Warrior Brarag flinched at the thought of giving orders to the Vulture, but he could not refuse. He saluted and ran off.
Alone, Saltaja stalked back toward her dreary room, thinking furiously. What god was meddling? Anziel? Thanks to the Mother’s sending she knew that Benard Celebre was here in Tryfors, instead of tidily rotting in a pauper’s grave in Kosord. The boy was a scatterbrained dreamer, but he was a Hand of Anziel. He was certainly not capable of springing his sister from that cell, but his goddess was, if She chose to answer Her devotee’s prayers.
What of the other brother, the Hero? No, the only god who would answer a prayer from him would be Weru, and this was certainly not Weru’s work. Young Orlad was due to die right about now, murdered so that Therek could gloat over a dead Florengian.
Last night’s dream had not been trivial; it had been a very important warning, perhaps even a hint that Fabia Celebre was now in favor and Saltaja Hragsdor was not. Of course the girl’s sacrifice of Perag Hrothgatson would have raised her in Mother Xaran’s esteem, but if the girl thought she could outbid Saltaja Hragsdor in offerings to the Old One, she had another think coming.
At that point in her journey, the Queen of Shadows stopped to open a creaky little door in a cobwebby alcove and peer out at a small enclosure, a neglected jungle surrounded by blank stone walls. This weed patch was known as the herb garden, and no doubt some long-ago queen of Tryfors had nurtured herbs there as a time-out from her royal duty of breeding princes, but the moment Saltaja had first seen it, years ago, she had known it to be accursed ground, dedicated to the Old One. In today’s gloom and drizzle it seemed more baleful than ever.
Yes, it must be done there.
Back at her room, Saltaja found clothes all over the floor and Guitha sitting staring at the wall because she had been given no specific orders to tidy up. She would not even eat now unless told to do so. Saltaja was still hitting her when Brarag arrived, panting as if he had run all the way up the tower and back.
“Hostleader… not presently in the… palace, my lady… drove off in his chariot, short while ago.”
She almost blurted out a curse but caught herself in time-her curses worked better than most people’s.
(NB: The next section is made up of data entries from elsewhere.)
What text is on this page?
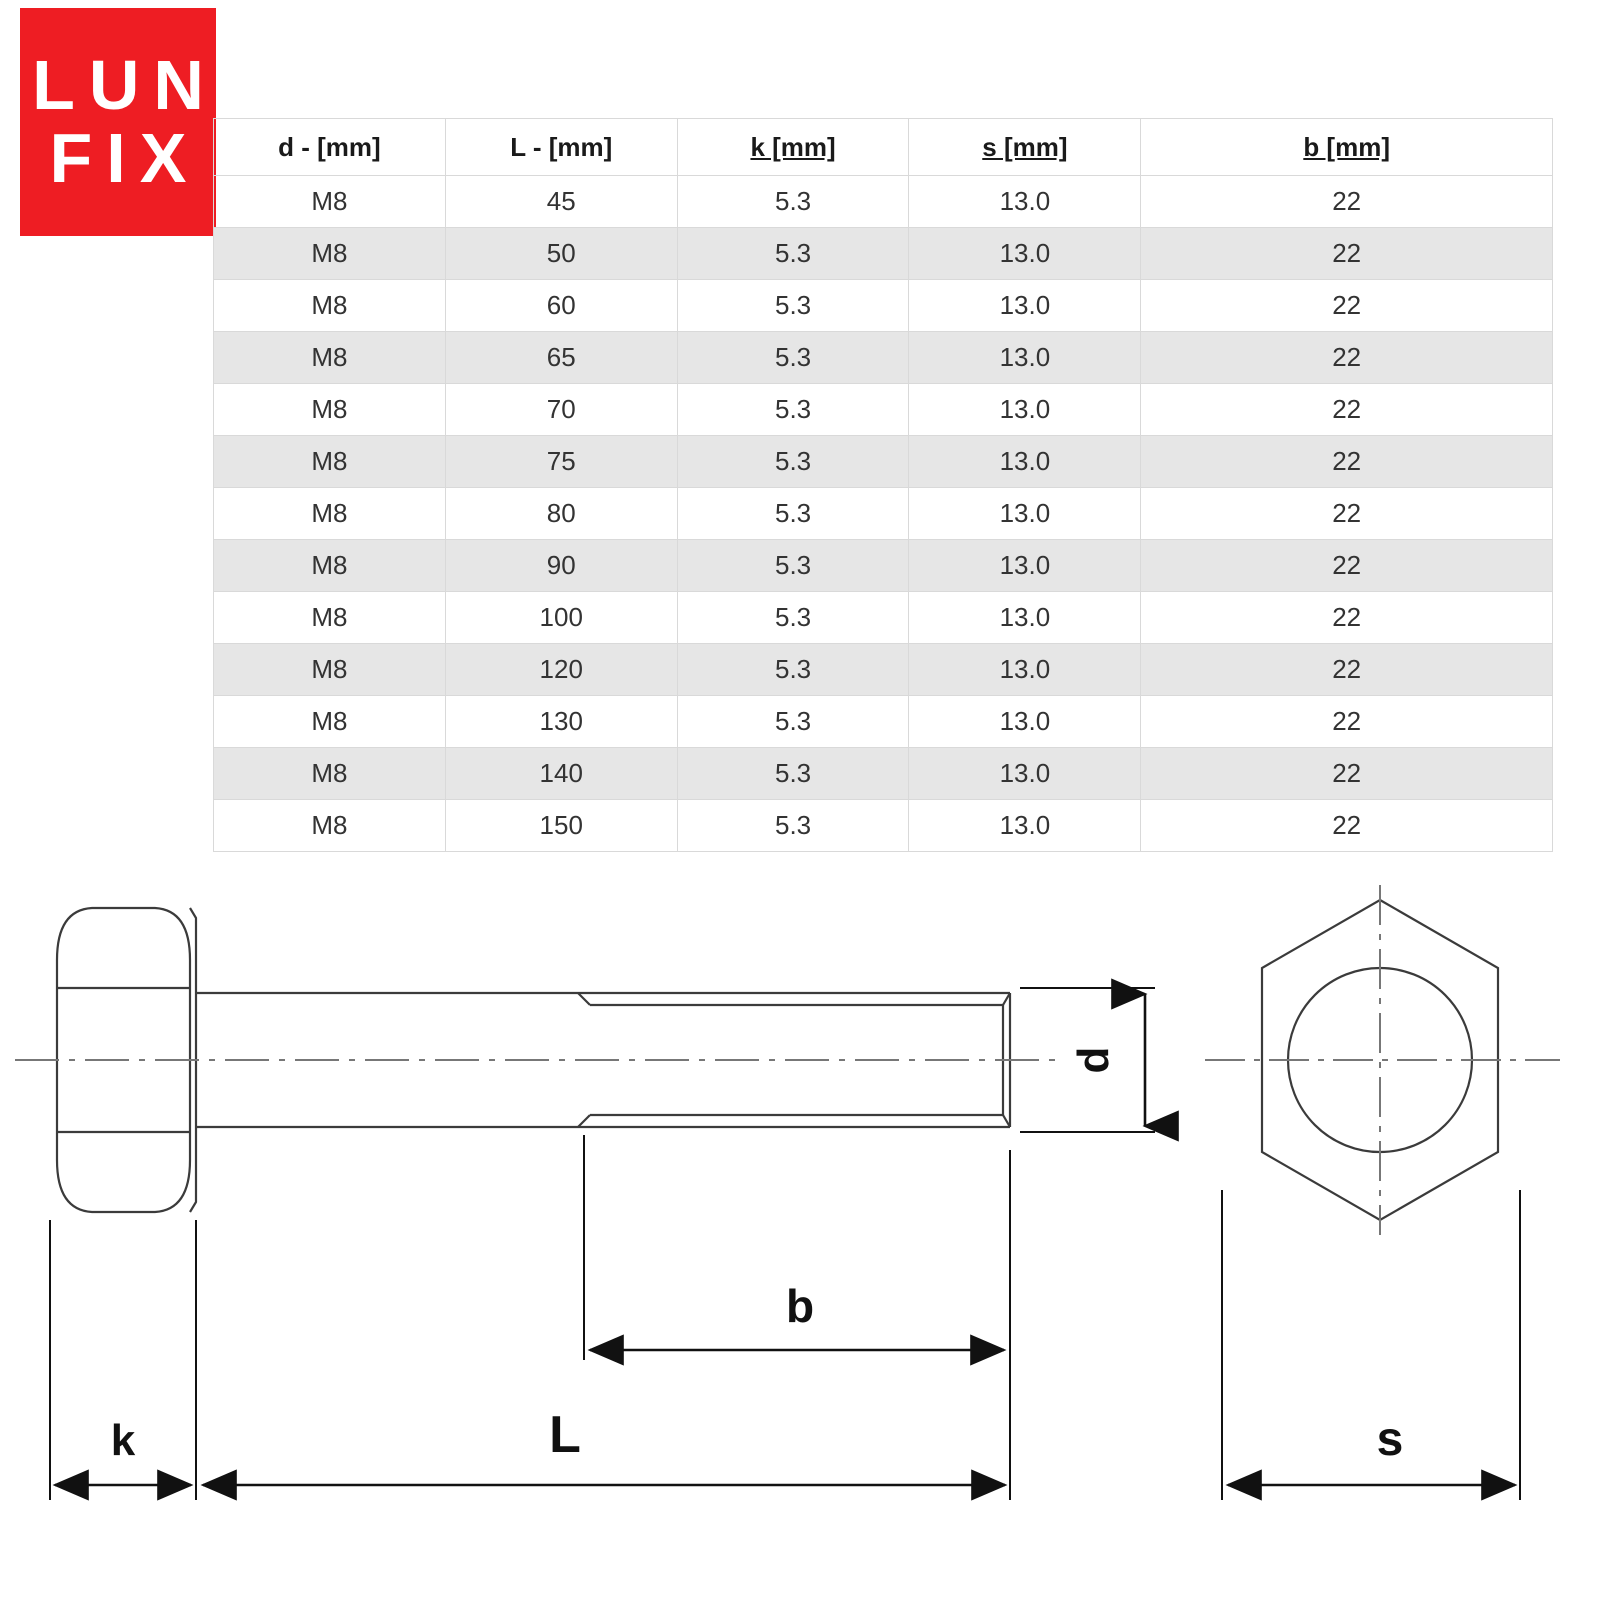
LUN
FIX	d - [mm]	L - [mm]	k [mm]	s [mm]	b [mm]
M8	45	5.3	13.0	22
M8	50	5.3	13.0	22
M8	60	5.3	13.0	22
M8	65	5.3	13.0	22
M8	70	5.3	13.0	22
M8	75	5.3	13.0	22
M8	80	5.3	13.0	22
M8	90	5.3	13.0	22
M8	100	5.3	13.0	22
M8	120	5.3	13.0	22
M8	130	5.3	13.0	22
M8	140	5.3	13.0	22
M8	150	5.3	13.0	22
k	L
b
d
s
Obviously Therek had gone to the hill because in this weather he could not watch Orlad’s murder from his tower. Death and corruption! Was that a trap?
“ Bring me Huntleader Fellard! Now! Right away! Tell him it’s urgent.”
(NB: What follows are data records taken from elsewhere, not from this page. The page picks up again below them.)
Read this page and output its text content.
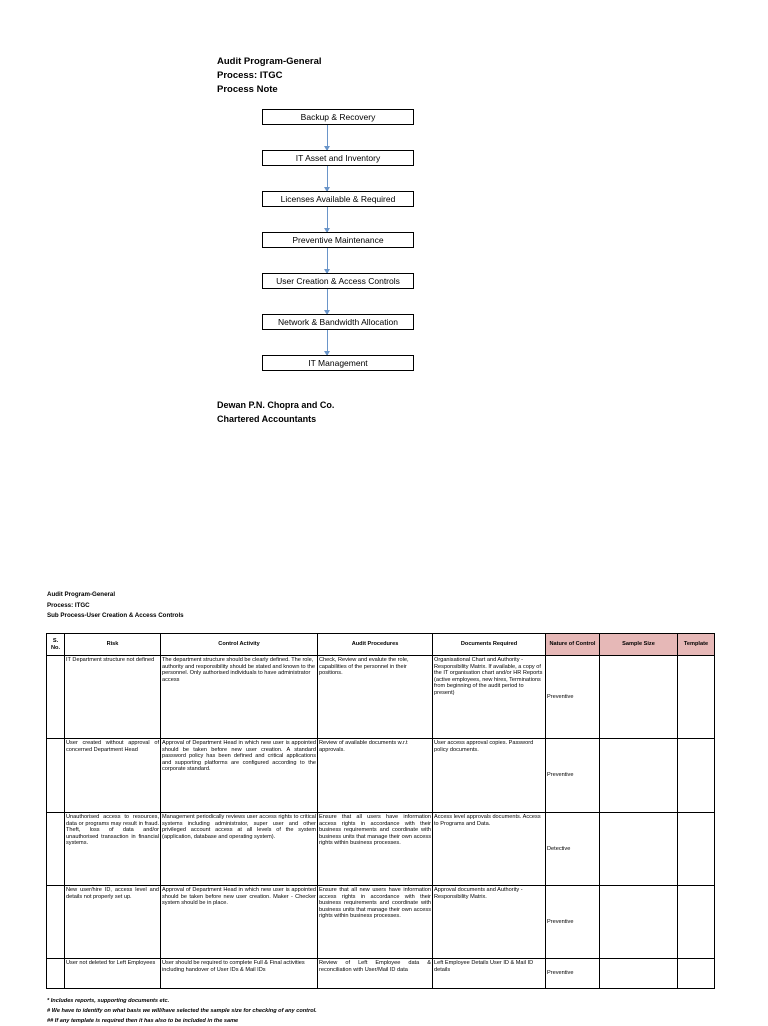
Audit Program-General
Process: ITGC
Process Note
Backup & Recovery
IT Asset and Inventory
Licenses Available & Required
Preventive Maintenance
User Creation & Access Controls
Network & Bandwidth Allocation
IT Management
Dewan P.N. Chopra and Co.
Chartered Accountants
Audit Program-General
Process: ITGC
Sub Process-User Creation & Access Controls
S. No.	Risk	Control Activity	Audit Procedures	Documents Required	Nature of Control	Sample Size	Template
	IT Department structure not defined	The department structure should be clearly defined. The role, authority and responsibility should be stated and known to the personnel. Only authorised individuals to have administrator access	Check, Review and evalute the role, capabilities of the personnel in their positions.	Organisational Chart and Authority - Responsibility Matrix. If available, a copy of the IT organisation chart and/or HR Reports (active employees, new hires, Terminations from beginning of the audit period to present)	Preventive		
	User created without approval of concerned Department Head	Approval of Department Head in which new user is appointed should be taken before new user creation. A standard password policy has been defined and critical applications and supporting platforms are configured according to the corporate standard.	Review of available documents w.r.t approvals.	User access approval copies. Password policy documents.	Preventive		
	Unauthorised access to resources, data or programs may result in fraud. Theft, loss of data and/or unauthorised transaction in financial systems.	Management periodically reviews user access rights to critical systems including administrator, super user and other privileged account access at all levels of the system (application, database and operating system).	Ensure that all users have information access rights in accordance with their business requirements and coordinate with business units that manage their own access rights within business processes.	Access level approvals documents. Access to Programs and Data.	Detective		
	New user/hire ID, access level and details not properly set up.	Approval of Department Head in which new user is appointed should be taken before new user creation. Maker - Checker system should be in place.	Ensure that all new users have information access rights in accordance with their business requirements and coordinate with business units that manage their own access rights within business processes.	Approval documents and Authority - Responsibility Matrix.	Preventive		
	User not deleted for Left Employees	User should be required to complete Full & Final activities including handover of User IDs & Mail IDs	Review of Left Employee data & reconciliation with User/Mail ID data	Left Employee Details User ID & Mail ID details	Preventive		
* Includes reports, supporting documents etc.
# We have to identify on what basis we will/have selected the sample size for checking of any control.
## If any template is required then it has also to be included in the same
Huntleader Fellard Lokison, commander of Fist’s Own Hunt, was young to be so senior, even nowadays, when Stralg had stripped the Face of older Werists. He was also an arrogant fool. Yesterday he had deliberately snubbed Saltaja, leaving her standing on the beach when he drove away in his chariot with Fabia. To insult his hostleader’s sister like that would have been stupid even if the rumors of Saltaja being a Chosen were unfounded. Since they were not, he was about to pay dearly for his folly.
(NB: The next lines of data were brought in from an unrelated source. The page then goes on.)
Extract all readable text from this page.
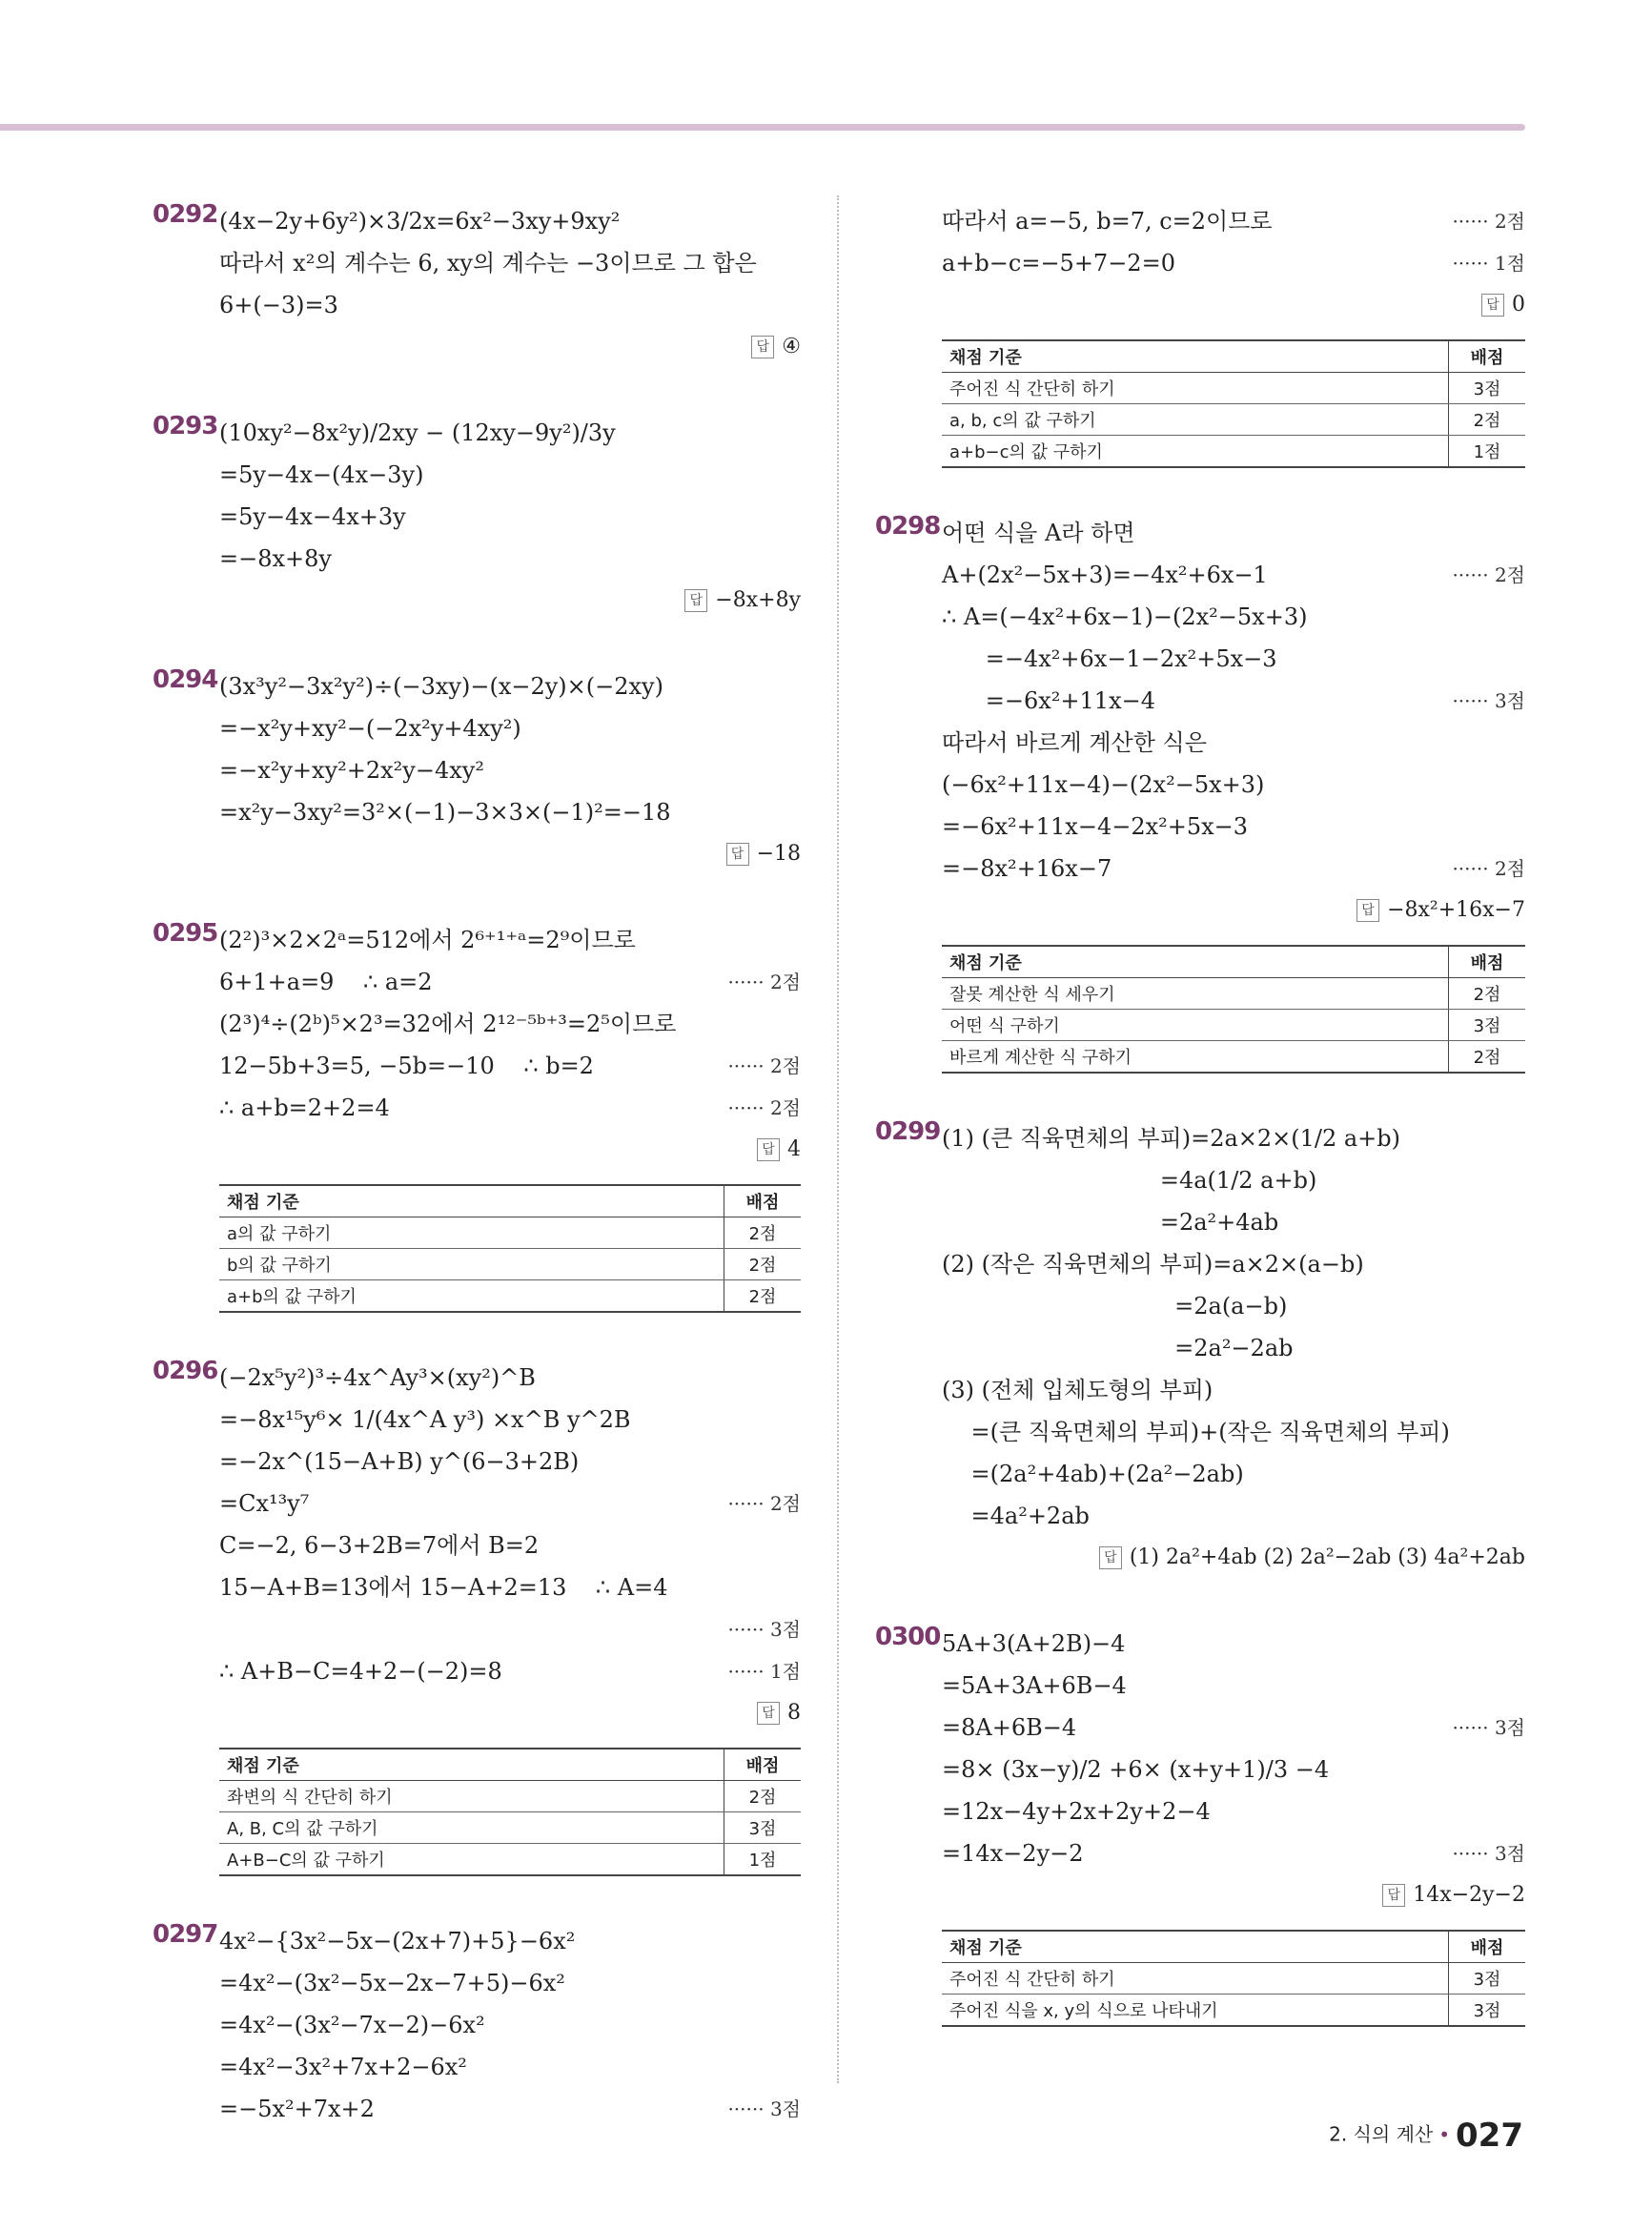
0292 (4x−2y+6y²)×3/2x=6x²−3xy+9xy²
따라서 x²의 계수는 6, xy의 계수는 −3이므로 그 합은
6+(−3)=3
답 ④
0293 (10xy²−8x²y)/2xy − (12xy−9y²)/3y
=5y−4x−(4x−3y)
=5y−4x−4x+3y
=−8x+8y
답 −8x+8y
0294 (3x³y²−3x²y²)÷(−3xy)−(x−2y)×(−2xy)
=−x²y+xy²−(−2x²y+4xy²)
=−x²y+xy²+2x²y−4xy²
=x²y−3xy²=3²×(−1)−3×3×(−1)²=−18
답 −18
0295 (2²)³×2×2ᵃ=512에서 2⁶⁺¹⁺ᵃ=2⁹이므로
6+1+a=9    ∴ a=2	······ 2점
(2³)⁴÷(2ᵇ)⁵×2³=32에서 2¹²⁻⁵ᵇ⁺³=2⁵이므로
12−5b+3=5, −5b=−10    ∴ b=2	······ 2점
∴ a+b=2+2=4	······ 2점
답 4
채점 기준	배점
a의 값 구하기	2점
b의 값 구하기	2점
a+b의 값 구하기	2점
0296 (−2x⁵y²)³÷4x^Ay³×(xy²)^B
=−8x¹⁵y⁶× 1/(4x^A y³) ×x^B y^2B
=−2x^(15−A+B) y^(6−3+2B)
=Cx¹³y⁷	······ 2점
C=−2, 6−3+2B=7에서 B=2
15−A+B=13에서 15−A+2=13    ∴ A=4
······ 3점
∴ A+B−C=4+2−(−2)=8	······ 1점
답 8
채점 기준	배점
좌변의 식 간단히 하기	2점
A, B, C의 값 구하기	3점
A+B−C의 값 구하기	1점
0297 4x²−{3x²−5x−(2x+7)+5}−6x²
=4x²−(3x²−5x−2x−7+5)−6x²
=4x²−(3x²−7x−2)−6x²
=4x²−3x²+7x+2−6x²
=−5x²+7x+2	······ 3점
따라서 a=−5, b=7, c=2이므로	······ 2점
a+b−c=−5+7−2=0	······ 1점
답 0
채점 기준	배점
주어진 식 간단히 하기	3점
a, b, c의 값 구하기	2점
a+b−c의 값 구하기	1점
0298 어떤 식을 A라 하면
A+(2x²−5x+3)=−4x²+6x−1	······ 2점
∴ A=(−4x²+6x−1)−(2x²−5x+3)
=−4x²+6x−1−2x²+5x−3
=−6x²+11x−4	······ 3점
따라서 바르게 계산한 식은
(−6x²+11x−4)−(2x²−5x+3)
=−6x²+11x−4−2x²+5x−3
=−8x²+16x−7	······ 2점
답 −8x²+16x−7
채점 기준	배점
잘못 계산한 식 세우기	2점
어떤 식 구하기	3점
바르게 계산한 식 구하기	2점
0299 (1) (큰 직육면체의 부피)=2a×2×(1/2 a+b)
=4a(1/2 a+b)
=2a²+4ab
(2) (작은 직육면체의 부피)=a×2×(a−b)
=2a(a−b)
=2a²−2ab
(3) (전체 입체도형의 부피)
=(큰 직육면체의 부피)+(작은 직육면체의 부피)
=(2a²+4ab)+(2a²−2ab)
=4a²+2ab
답 (1) 2a²+4ab (2) 2a²−2ab (3) 4a²+2ab
0300 5A+3(A+2B)−4
=5A+3A+6B−4
=8A+6B−4	······ 3점
=8× (3x−y)/2 +6× (x+y+1)/3 −4
=12x−4y+2x+2y+2−4
=14x−2y−2	······ 3점
답 14x−2y−2
채점 기준	배점
주어진 식 간단히 하기	3점
주어진 식을 x, y의 식으로 나타내기	3점
2. 식의 계산 • 027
He strode in, offering Saltaja a mocking smile and a devil-may-care nod instead of a bow. He was tall and lean, typical Werist arrogance sparkling in typically Vigaelian blue eyes. With chiseled jaw clean-shaven and scalp gold-stubbled, he would have been winsome had his face not been marred by four vertical claw scars that had left his mouth twisted. Saltaja, perversely, found this model of beauty marred quite appealing. He folded his arms and watched with no visible alarm as she advanced to meet him, bare feet on stone floor.